Last week we showed you how to create your own data table in Python shell. Now we’re going to take you a step further and show you how to easily classify data with Orange.

First we’re going to create a new data table with 10 fruits as our instances.

import Orange
from Orange.data import *

color = DiscreteVariable("color", values=["orange", "green", "yellow"])
calories = ContinuousVariable("calories")
fiber = ContinuousVariable("fiber")
fruit = DiscreteVariable("fruit", values=["orange", "apple", "peach"])

domain = Domain([color, calories, fiber], class_vars=fruit)

data=Table(domain, [
["green", 4, 1.2, "apple"], 
["orange", 5, 1.1, "orange"],
["yellow", 4, 1.0, "peach"],
["orange", 4, 1.1, "orange"],
["yellow", 4, 1.1,"peach"],
["green", 5, 1.3, "apple"],
["green", 4, 1.3, "apple"],
["orange", 5, 1.0, "orange"],
["yellow", 4.5, 1.3, "peach"],
["green", 5, 1.0, "orange"]])

print(data)

Now we have to select a model for classification. Among the many learners in Orange library, we decided to use the Tree Learner for this example. Since we’re dealing with fruits, we thought it’s only appropriate. 🙂

Let’s create a learning algorithm and use it to induce the classifier from the data.

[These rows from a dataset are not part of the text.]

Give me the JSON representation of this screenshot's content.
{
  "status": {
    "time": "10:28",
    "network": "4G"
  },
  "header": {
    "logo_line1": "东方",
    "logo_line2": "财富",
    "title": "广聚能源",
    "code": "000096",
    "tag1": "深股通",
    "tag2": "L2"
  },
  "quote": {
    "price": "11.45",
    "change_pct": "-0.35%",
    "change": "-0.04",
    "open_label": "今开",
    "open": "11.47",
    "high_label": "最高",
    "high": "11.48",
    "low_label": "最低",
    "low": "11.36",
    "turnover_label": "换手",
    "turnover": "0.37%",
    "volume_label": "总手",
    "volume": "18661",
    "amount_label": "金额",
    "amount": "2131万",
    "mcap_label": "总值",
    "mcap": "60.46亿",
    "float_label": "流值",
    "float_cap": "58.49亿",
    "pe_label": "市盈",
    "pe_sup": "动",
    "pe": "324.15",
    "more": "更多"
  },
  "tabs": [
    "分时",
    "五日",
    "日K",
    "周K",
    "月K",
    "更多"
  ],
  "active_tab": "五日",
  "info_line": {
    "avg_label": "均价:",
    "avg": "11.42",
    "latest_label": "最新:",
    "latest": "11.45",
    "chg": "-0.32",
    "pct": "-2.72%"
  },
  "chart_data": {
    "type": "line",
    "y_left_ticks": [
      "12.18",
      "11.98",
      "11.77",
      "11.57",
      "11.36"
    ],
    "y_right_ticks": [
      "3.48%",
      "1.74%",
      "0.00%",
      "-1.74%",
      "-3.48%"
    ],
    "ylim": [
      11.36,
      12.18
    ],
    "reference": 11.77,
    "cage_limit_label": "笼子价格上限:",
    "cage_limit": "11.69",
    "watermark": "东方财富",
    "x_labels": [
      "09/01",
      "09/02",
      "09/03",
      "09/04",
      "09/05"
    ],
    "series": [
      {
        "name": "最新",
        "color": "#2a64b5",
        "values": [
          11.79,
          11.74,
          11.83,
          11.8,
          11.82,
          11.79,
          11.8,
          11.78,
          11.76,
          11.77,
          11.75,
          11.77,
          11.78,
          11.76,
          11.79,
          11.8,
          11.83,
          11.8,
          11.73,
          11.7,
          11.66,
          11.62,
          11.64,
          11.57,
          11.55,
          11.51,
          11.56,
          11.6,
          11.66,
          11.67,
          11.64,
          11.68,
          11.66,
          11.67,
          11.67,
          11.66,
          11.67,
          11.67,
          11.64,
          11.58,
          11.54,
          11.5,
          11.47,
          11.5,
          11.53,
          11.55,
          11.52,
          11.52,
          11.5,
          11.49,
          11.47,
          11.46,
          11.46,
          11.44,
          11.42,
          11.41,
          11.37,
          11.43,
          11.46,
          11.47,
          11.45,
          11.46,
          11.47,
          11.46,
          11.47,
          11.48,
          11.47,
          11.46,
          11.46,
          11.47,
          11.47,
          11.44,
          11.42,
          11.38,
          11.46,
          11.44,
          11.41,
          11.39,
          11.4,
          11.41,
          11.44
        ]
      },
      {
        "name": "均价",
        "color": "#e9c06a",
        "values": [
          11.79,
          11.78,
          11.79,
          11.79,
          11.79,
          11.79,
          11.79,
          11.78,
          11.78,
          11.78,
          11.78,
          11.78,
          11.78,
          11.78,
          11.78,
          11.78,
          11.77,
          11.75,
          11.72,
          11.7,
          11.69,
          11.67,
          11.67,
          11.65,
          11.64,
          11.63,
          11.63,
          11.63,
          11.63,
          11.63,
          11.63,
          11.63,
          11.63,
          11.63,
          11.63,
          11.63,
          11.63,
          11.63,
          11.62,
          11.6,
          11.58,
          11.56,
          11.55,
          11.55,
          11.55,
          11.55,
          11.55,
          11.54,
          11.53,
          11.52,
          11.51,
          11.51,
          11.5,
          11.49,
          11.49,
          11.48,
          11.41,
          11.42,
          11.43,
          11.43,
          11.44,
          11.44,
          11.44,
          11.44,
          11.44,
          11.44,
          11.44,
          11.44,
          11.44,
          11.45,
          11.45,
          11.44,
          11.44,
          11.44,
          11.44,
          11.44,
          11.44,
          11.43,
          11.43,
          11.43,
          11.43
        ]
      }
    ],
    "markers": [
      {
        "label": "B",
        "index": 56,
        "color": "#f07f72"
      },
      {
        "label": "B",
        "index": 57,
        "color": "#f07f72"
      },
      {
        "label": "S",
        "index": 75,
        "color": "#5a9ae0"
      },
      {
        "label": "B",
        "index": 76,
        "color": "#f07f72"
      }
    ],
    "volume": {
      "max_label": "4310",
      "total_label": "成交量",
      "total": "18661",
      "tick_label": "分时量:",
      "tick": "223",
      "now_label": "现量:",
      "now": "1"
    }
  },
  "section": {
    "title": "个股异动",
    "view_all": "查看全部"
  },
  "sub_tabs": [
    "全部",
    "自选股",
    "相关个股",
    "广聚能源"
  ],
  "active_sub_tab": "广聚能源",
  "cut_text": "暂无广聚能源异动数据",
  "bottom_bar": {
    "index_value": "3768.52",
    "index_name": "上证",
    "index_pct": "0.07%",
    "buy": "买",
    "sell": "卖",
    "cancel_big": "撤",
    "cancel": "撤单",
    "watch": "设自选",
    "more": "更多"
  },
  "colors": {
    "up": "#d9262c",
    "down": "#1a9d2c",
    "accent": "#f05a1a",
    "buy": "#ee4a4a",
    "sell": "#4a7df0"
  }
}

tree_learner = Orange.classification.TreeLearner()
tree = tree_learner(data)

Now we can predict what variety a green fruit with 3.5 calories and 2g of fiber is with the help of our model. To do this, simply call the model and use a list of new data as argument.

print(tree(["green", 3.5, 2]))

Python returns index as a result:

1

To check the index, we can call class variable values with the corresponding index:

domain.class_var.values[1]

Final result:

"apple"

You can use your own data set to see how this model works for different data types. Let us know how it goes! 🙂